Outch. Dire que ce film déçoit est un euphémisme. Le matériau est passionnant : la vie d'un des cinéastes les plus importants que la terre ait porté, même réduite à quelques années, aurait pu donner matière à une oeuvre fiévreuse, vertigineuse. Mais ici, problème d'emblée, le film choisit la période Psychose, qui s'il est un film culte n'en demeure pas moins loin derrière les grands films des années 50 et 60 (qui sont tous cités dans le film, aveu de faiblesse ?)
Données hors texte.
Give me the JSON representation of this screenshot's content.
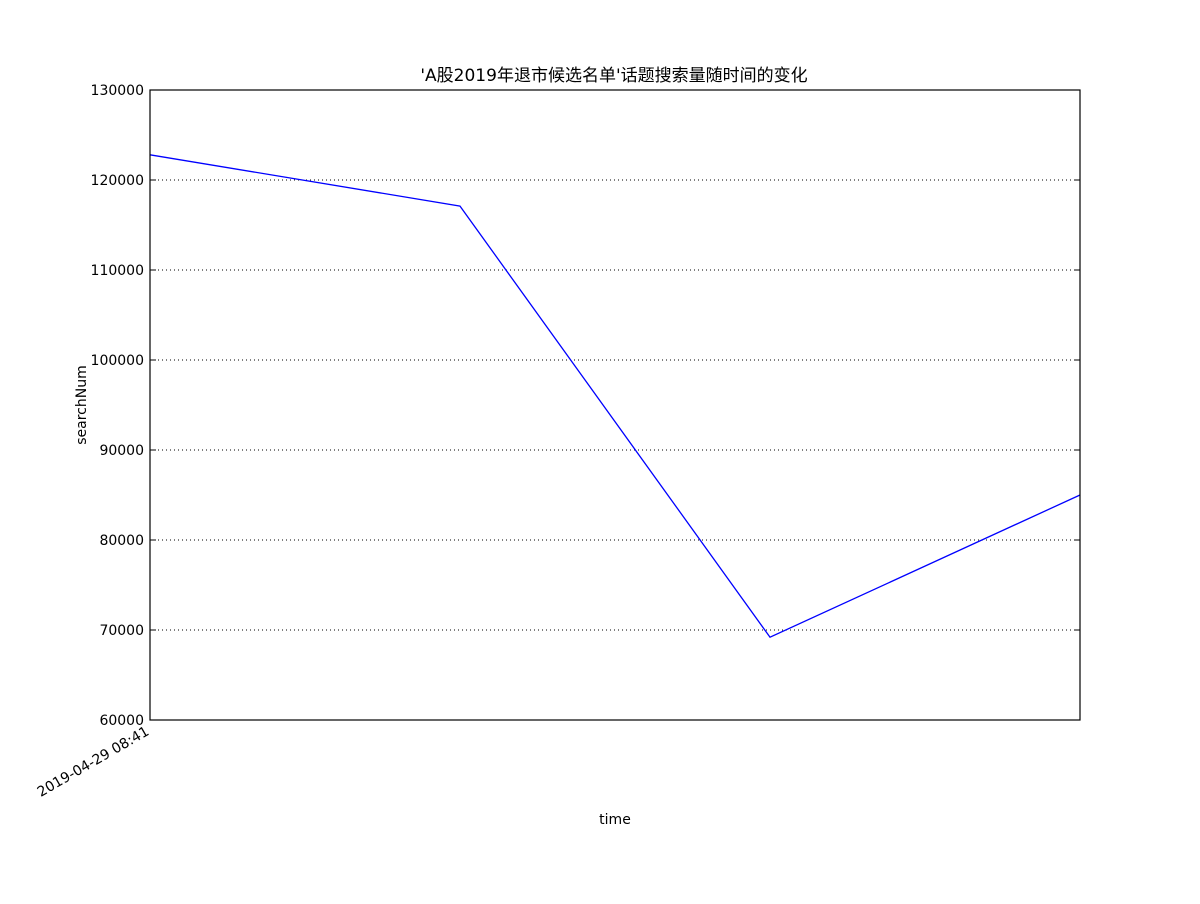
{
  "chart_data": {
    "type": "line",
    "title": "'A股2019年退市候选名单'话题搜索量随时间的变化",
    "xlabel": "time",
    "ylabel": "searchNum",
    "x_tick_labels": [
      "2019-04-29 08:41"
    ],
    "y_ticks": [
      60000,
      70000,
      80000,
      90000,
      100000,
      110000,
      120000,
      130000
    ],
    "ylim": [
      60000,
      130000
    ],
    "grid": "horizontal-dotted",
    "colors": {
      "line": "#0000ff",
      "axes": "#000000",
      "grid": "#000000"
    },
    "series": [
      {
        "values": [
          122800,
          117100,
          69200,
          85000
        ]
      }
    ]
  }
}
Alors il y a des bonnes choses : Scarlett Johansson tout d'abord, vraiment convaincante en Janet Leigh. Helen Mirren aussi, qui joue sans trop exagérer et qui parvient parfois à émouvoir. Citons aussi Toni Collette ou Jessica Biel qui a une scène très réussie. L'acteur jouant Perkins est dans un mimétisme troublant. Mais il y a Anthony Hopkins. Je ne peux dire "il est mauvais". Mais il est à l'image du film : grotesque, boursouflé, empâté, dans la mauvaise direction. On dirait une énorme baudruche qui parle et marmonne.
Bien également pour les parties ludiques du film, celles où l'on reconstitution la genèse du film, de l'écriture à la projection, en passant par le montage, le tournage, etc. Ces moments-là sont souvent réussis, truffés de clins d'oeil parfois savoureux à l'oeuvre et l'univers du cinéaste.
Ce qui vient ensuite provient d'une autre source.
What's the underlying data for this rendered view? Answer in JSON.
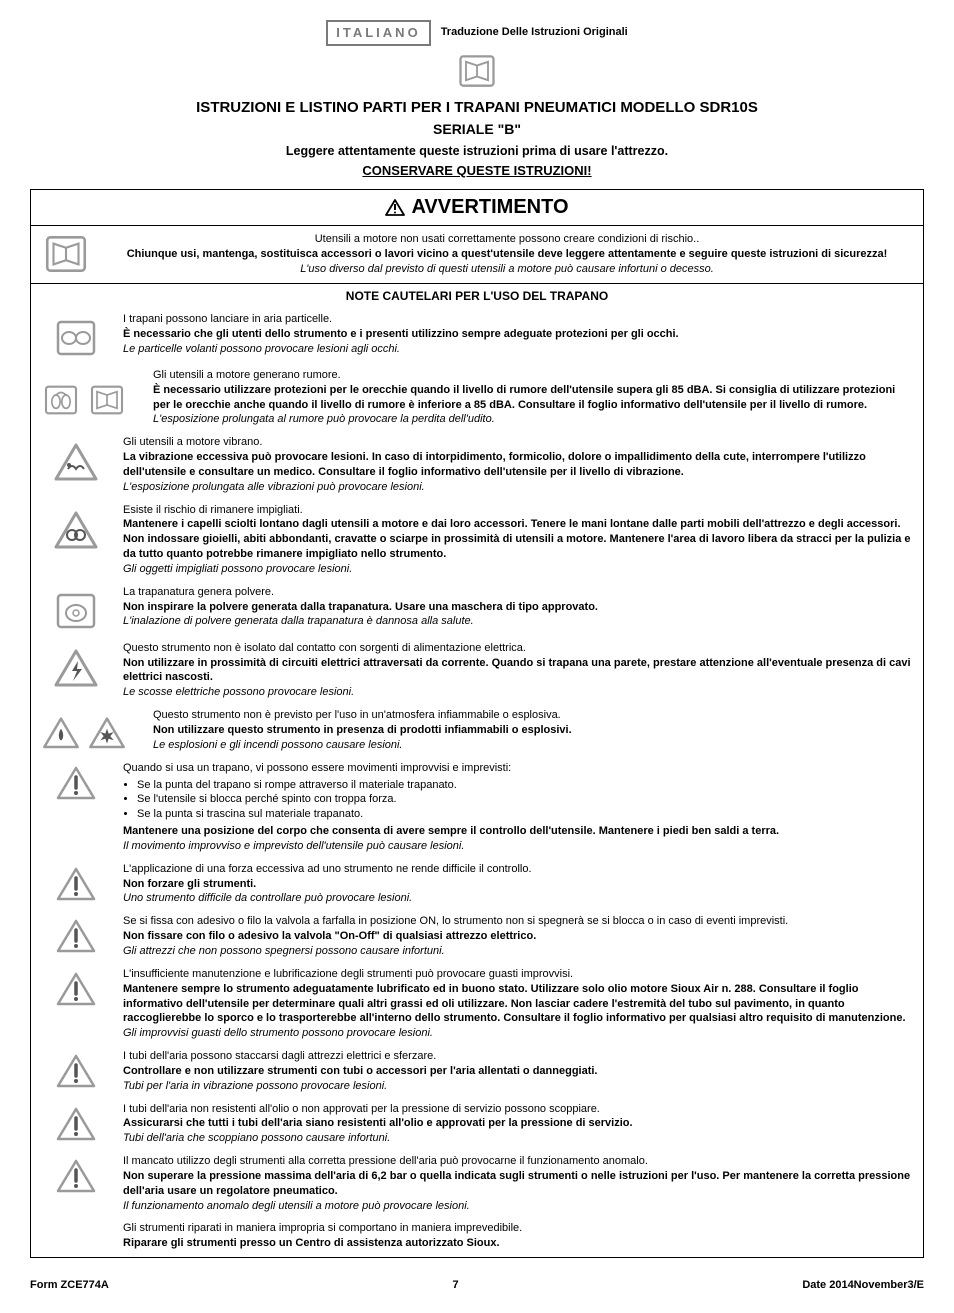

Mais le film est complètement plombé par son scénario qui se sent obliger d'intercaler deux éléments, beaucoup trop indigestes : la névrose / folie naissante de Hitch devant ce film, qui nous amène des séquences ridicules et improbables avec Ed Gein. Toutes ces scènes sont vraiment profondément navrantes. Le reste, ce sont les séquences matrimoniales sur le délitement du couple Alma / Hitch. Filmées comme un pseudo suspense hitchcockien le film s'enfle dans ces moments pour essayer de dynamiser le reste et fuir à tout prix les moments plus "documentaires" (mais tout de même très romancés) sur la conception du film. Bref, on s'ennuie.
Ajoutez à cela un certain nombre d'incohérences dans la reconstitution de la genèse de Psychose, qui ne passent pas auprès du spectateur avisé. Le tournage de la séquence de la douche est rigolo mais ne reflète pas du tout ce qui s'est passé, Bernard Hermann n'est que cité une seule fois, Saul Bass n'est jamais évoqué... Le film évacue ainsi toutes les pistes les plus cinéphiliques pour se concentrer sur des éléments soit périphériques mais servant une veine "psycho-analytique" éculée, soit centraux mais bien trop évidents et lisses.
PS : (17/02) La critique de Artlaim me donne envie de rajouter quelques mots. Non, Sacha Gervasi n'est pas un inconnu, c'est un homme de métier, remarqué pour son documentaire sur Anvil et pour son scénario du Terminal. Mais dans ce film on dirait qu'il se retrouve dans la situation exactement inverse de celle d'Hitchcock pour Psychose. On a le grand cinéaste qui veut mener à bout un projet personnel contre la volonté de son studio et qui impose son tournage, son style, son director's cut, mais le film qui nous montre ça est un pur objet hollywoodien formaté, une oeuvre de producteurs plus que de cinéaste, une commande exécutée par un tâcheron - pourtant talentueux. C’est triste.